I think a big issue is that 'preview' is used as just a pre-view. The metaphor is that you haven't actually opened/viewed the file yet 'for real'. Yet, preview has morphed into a program that makes changes to files even without any kind of save dialogue.
No, really. Preview.
Yes, it can open everything (I don't know where I suggested that it is only for PDFs?)
But it doesn't act like other editors. There's no save dialogue when you, for instance, rotate a PDF.
The term 'Preview' in other programs, like when using a scanner or other text editors, is a non destructive type of viewer. Just a viewer. "preview before you make changes"
This is ridiculous. When I read that FineReader is not supported on Big Sur, I understand it as I cannot run FineReader to _produce_ PDFs on Big Sur. But I expect Big Sur not to trash PDF files that were produced on Catalina, for example.
By the way, I was forced to purchase PDF Expert since a few years ago because of all kinds of problems with Preview (blurry text, wierd bugs with annotations, removed ability to print PDF with annotations and the list goes on).
It is very difficult for me construe a situation in which this would not be considered errata in Preview. Even if ABBYY is writing unusual PDFs, it's popular enough software that this issue will be encountered in the real world multiple times. Having to deal with unusually formed PDFs is just a general trait of writing PDF software. If you consider it a non-issue that your software writes corrupt PDFs when the same situation is handled correctly by Acrobat, no matter how unjust you feel the cruel world to be, you should not be in the PDF business. There's a reason most PDF viewers only present a highly constrained feature set, and it's because writing a capable PDF editor is very difficult. Apple has decided they are up to the challenge, and in this case has failed.

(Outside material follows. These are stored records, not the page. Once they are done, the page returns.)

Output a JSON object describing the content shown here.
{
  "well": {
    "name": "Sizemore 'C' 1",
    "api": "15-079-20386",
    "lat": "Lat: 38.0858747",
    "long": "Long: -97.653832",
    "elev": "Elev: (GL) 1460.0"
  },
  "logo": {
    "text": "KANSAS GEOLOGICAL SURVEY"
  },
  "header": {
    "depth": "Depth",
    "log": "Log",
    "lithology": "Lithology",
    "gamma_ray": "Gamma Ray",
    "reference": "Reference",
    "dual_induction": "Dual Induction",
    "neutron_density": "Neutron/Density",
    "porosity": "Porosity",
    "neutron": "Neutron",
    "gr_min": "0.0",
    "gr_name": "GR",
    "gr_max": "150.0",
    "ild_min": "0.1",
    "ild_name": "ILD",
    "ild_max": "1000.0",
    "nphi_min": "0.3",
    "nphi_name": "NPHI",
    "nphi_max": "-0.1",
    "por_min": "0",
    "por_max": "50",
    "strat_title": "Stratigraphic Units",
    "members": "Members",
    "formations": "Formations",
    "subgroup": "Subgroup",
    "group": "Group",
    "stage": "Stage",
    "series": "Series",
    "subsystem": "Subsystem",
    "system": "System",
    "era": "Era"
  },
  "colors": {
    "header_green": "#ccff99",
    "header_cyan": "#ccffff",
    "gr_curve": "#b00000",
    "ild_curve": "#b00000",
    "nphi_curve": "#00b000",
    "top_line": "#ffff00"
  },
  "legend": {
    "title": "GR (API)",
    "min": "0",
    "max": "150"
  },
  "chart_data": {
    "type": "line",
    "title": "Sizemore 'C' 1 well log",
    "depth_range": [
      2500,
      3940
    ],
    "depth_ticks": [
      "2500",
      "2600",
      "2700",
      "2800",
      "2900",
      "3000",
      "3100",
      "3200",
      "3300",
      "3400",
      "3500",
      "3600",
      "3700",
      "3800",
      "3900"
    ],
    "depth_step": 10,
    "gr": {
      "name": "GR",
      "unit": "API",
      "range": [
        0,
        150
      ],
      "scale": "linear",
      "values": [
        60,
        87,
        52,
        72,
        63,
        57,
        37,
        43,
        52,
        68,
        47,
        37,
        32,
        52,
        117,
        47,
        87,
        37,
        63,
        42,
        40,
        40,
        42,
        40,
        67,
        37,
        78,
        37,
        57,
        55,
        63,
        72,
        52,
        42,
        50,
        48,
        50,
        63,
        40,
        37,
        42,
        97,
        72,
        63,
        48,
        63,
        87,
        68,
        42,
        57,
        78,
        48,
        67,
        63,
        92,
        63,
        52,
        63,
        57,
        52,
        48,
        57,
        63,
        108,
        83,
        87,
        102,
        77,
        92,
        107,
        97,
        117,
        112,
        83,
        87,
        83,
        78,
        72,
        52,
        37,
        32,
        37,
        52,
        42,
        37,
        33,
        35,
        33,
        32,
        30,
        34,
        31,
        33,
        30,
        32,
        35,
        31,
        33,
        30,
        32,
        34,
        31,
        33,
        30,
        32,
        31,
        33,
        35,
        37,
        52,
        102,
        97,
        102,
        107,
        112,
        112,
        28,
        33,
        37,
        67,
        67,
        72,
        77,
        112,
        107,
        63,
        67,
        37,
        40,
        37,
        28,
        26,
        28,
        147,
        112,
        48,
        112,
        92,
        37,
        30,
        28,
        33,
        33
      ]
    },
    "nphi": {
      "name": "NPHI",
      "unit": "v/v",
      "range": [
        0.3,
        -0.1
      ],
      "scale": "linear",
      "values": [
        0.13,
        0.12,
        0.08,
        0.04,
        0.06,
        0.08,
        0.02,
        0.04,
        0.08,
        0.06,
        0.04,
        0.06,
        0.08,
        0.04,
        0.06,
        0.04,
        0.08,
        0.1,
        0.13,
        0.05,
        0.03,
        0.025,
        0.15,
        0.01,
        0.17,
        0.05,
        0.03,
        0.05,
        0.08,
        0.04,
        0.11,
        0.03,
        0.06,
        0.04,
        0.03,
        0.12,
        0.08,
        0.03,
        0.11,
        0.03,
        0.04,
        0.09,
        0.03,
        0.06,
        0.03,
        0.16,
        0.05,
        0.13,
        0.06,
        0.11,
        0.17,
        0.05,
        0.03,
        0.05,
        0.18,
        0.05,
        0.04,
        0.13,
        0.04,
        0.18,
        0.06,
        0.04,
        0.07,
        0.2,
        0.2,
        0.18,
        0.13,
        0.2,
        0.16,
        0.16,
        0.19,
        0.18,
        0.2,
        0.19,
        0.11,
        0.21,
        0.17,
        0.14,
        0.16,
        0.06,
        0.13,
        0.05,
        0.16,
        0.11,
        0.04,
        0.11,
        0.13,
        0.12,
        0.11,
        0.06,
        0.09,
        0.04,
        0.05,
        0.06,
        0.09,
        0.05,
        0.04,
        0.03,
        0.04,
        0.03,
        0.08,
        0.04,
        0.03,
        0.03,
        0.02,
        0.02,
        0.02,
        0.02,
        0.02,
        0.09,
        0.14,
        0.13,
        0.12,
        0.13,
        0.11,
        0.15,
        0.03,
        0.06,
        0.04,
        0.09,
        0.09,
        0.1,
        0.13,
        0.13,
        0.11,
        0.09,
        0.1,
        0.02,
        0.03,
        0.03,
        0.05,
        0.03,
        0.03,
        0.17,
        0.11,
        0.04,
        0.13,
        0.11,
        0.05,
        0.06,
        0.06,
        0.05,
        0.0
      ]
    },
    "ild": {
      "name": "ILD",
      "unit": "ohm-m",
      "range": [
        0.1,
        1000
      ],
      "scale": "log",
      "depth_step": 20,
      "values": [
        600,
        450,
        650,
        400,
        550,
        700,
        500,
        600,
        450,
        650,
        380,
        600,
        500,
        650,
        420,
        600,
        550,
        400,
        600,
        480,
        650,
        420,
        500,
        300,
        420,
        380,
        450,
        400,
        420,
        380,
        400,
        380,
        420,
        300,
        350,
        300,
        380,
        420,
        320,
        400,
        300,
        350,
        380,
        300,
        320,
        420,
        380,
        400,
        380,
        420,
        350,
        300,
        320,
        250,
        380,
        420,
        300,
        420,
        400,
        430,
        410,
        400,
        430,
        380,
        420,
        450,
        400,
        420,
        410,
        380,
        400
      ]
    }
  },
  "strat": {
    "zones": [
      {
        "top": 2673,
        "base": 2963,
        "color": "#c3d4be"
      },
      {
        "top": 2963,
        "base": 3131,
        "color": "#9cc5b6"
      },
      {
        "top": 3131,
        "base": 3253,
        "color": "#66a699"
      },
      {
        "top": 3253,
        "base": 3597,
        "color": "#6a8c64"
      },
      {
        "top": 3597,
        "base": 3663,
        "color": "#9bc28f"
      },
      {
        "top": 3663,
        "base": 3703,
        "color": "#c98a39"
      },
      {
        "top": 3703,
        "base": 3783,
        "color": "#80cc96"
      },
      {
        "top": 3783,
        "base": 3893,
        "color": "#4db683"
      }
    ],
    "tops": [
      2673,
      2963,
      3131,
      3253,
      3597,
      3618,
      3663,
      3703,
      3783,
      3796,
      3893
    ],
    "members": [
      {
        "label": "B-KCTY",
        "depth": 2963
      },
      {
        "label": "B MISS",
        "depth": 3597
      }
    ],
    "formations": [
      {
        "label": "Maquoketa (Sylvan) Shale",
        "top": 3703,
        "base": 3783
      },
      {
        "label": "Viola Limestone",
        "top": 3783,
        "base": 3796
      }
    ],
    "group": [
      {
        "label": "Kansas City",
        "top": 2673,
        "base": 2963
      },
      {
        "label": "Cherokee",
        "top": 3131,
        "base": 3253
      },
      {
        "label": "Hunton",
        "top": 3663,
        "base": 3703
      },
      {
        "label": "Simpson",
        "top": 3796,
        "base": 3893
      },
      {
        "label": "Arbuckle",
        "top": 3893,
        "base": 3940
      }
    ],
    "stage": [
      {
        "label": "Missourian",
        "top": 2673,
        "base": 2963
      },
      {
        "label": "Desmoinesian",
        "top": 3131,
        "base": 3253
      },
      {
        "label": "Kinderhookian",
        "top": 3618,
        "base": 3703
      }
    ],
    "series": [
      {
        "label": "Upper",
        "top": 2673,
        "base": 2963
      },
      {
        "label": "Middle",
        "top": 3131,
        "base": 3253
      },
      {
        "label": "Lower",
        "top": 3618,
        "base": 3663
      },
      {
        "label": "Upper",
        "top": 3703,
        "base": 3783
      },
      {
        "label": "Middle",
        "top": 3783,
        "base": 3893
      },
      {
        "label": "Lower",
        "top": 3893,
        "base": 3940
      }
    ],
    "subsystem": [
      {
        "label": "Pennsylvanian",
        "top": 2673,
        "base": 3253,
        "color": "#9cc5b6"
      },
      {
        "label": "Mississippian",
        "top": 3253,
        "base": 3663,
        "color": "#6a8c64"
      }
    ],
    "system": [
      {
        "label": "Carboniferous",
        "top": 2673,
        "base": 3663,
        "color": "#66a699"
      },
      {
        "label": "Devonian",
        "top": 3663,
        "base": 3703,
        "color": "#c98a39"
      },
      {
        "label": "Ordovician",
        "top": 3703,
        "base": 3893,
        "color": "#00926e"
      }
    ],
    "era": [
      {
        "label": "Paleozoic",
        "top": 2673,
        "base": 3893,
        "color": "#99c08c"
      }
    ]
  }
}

As a general rule, if your software package opens a file fine, then writes a broken version of it, seems to all the world like a bug in your software package.
The idea that this behavior in a PDF reader can be excused because the software that generated the PDF was not approved for the operating system the viewer is running on per the vendor... kind of stretches credulity. I don't usually inquire as the OS used to generate the PDF when I receive one.